ECLI:NL:RBAMS:2020:3630

Rechtbank Amsterdam

Datum uitspraak
17 juni 2020
Publicatiedatum
23 juli 2020
Zaaknummer
13.741155.18
Instantie
Rechtbank Amsterdam
Type
Uitspraak
Rechtsgebied
Strafrecht
Procedures
  • Mondelinge uitspraak
Vindplaatsen
  • Rechtspraak.nl
AI samenvatting door LexboostAutomatisch gegenereerd

Voortzetting van de ISD-maatregel en beoordeling van klinische opname voor veroordeelde

Op 17 juni 2020 heeft de Rechtbank Amsterdam in een openbare raadkamer de tussentijdse toets van de ISD-maatregel van een veroordeelde behandeld.
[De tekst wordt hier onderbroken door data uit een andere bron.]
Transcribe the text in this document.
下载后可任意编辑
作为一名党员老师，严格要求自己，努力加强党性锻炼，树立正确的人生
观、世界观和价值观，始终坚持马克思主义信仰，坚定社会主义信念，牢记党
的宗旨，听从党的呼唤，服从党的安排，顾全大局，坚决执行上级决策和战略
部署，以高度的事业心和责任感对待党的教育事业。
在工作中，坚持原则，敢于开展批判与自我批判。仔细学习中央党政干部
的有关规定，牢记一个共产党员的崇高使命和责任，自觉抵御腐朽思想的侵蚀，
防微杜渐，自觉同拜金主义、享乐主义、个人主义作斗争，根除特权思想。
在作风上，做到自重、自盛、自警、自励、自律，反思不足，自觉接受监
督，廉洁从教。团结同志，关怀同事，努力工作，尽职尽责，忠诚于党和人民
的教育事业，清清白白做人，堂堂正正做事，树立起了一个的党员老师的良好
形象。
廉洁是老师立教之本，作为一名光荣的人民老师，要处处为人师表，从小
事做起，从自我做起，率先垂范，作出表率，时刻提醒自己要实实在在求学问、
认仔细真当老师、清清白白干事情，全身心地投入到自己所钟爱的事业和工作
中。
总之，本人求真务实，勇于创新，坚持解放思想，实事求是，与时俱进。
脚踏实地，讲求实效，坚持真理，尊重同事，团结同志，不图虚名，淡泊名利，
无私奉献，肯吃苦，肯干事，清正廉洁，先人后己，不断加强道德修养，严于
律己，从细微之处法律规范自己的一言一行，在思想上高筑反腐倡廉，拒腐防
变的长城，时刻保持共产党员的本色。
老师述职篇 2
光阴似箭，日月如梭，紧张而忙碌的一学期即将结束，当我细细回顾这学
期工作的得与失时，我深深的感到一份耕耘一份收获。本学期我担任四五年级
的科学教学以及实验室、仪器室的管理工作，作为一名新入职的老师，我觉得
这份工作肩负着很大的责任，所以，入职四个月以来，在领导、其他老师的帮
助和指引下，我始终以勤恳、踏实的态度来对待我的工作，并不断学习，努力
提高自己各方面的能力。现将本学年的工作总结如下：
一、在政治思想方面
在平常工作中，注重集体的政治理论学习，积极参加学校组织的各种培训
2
De ISD-maatregel was op 8 november 2018 opgelegd voor de duur van twee jaar, maar er was tot op dat moment geen klinische behandeling gestart. De officier van justitie, mr. A.E.P.M. Kersten, pleitte voor voortzetting van de maatregel, omdat de veroordeelde te lang zonder behandeling in de inrichting verbleef. De raadsman, mr. R. Polderman, stelde dat de veroordeelde niet zonder een goed onderbouwd plan de inrichting wilde verlaten en dat hij graag behandeld wilde worden in het kader van reclasseringstoezicht.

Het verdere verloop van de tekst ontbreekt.